I ended up coming back to medicine, planning to work in public health. I never expected to like surgery, but once in the operating room, the mix of blood and guts, and the sense that I could master a set of very tangible skills that no one could take away, was very attractive to me.

I was also attracted to the character of the people. Surgeons have a great deal of confidence in themselves, and yet they also make mistakes and have to figure out how to take responsibility. They feel that action is better than inaction, even when they know that they don't know everything and their skills are imperfect. I felt like that was the kind of person I myself wanted to become.
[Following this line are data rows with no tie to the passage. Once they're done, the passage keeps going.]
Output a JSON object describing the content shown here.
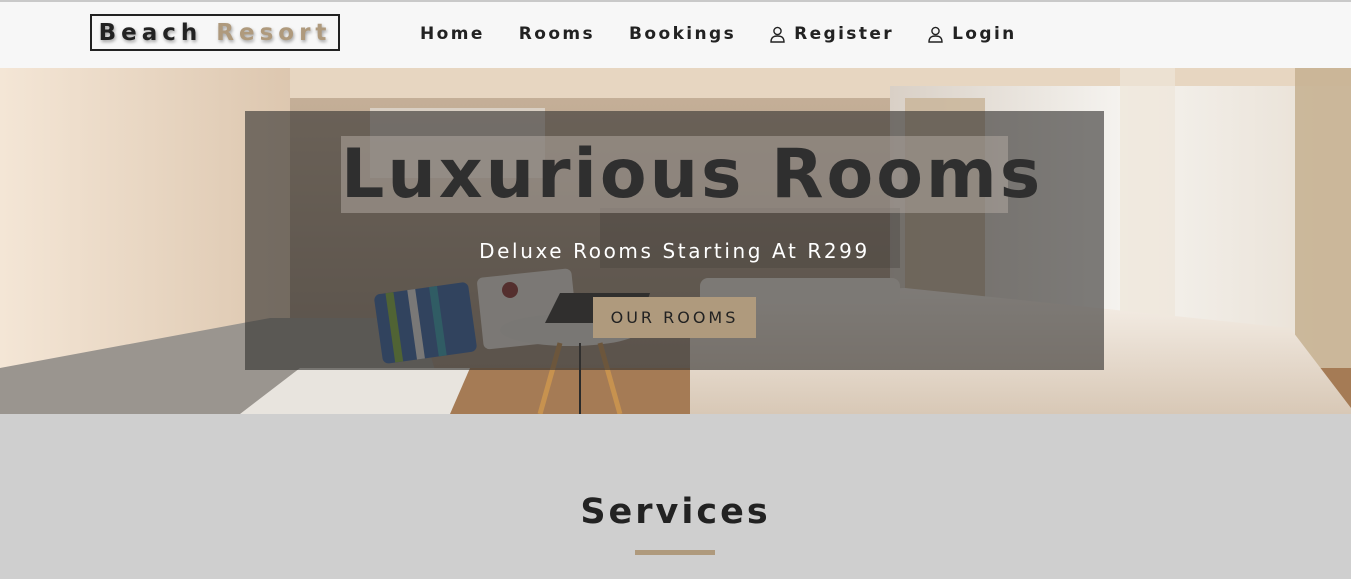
{
  "brand": {
    "word1": "Beach",
    "word2": "Resort",
    "accent_color": "#af9a7d"
  },
  "nav": {
    "items": [
      {
        "label": "Home",
        "icon": null
      },
      {
        "label": "Rooms",
        "icon": null
      },
      {
        "label": "Bookings",
        "icon": null
      },
      {
        "label": "Register",
        "icon": "user-icon"
      },
      {
        "label": "Login",
        "icon": "user-icon"
      }
    ]
  },
  "hero": {
    "title": "Luxurious Rooms",
    "subtitle": "Deluxe Rooms Starting At R299",
    "button_label": "OUR ROOMS"
  },
  "services": {
    "title": "Services"
  }
}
TM: One who balances fallibility and action?

AG: In Washington, I watched politicians grapple with uncertainty, trying to pull a very contentious world toward solutions. We've been working for a century trying to make sure that everybody has access to health care. How do we control costs in ways that also improve quality of care? Whether it's surgeons or politicians, the best seem to be able to grapple with uncertainties, and push forward, while recognizing at times they're going to fail and live with that fallibility.

TM: Contrasting those two career options, I'm struck by the immediacy of surgery -- the action is now, the feedback is in the moment.

AG: I've been working, writing, thinking, pushing on health reform for a decade; I was through the debacle of the Clinton administration. I don't think I could give up surgery because every time I finish my day in the operating room, I feel that like I've accomplished something.

TM: I'm reminded of the work of Mihalyi Csíkszentmihályi, who wrote the book Flow. He cites three preconditions: clear goals, good feedback, and a stretch between challenge and skill. People think of rock climbers, ballet dancers, that sort of thing, but surgeons also score very high on flow.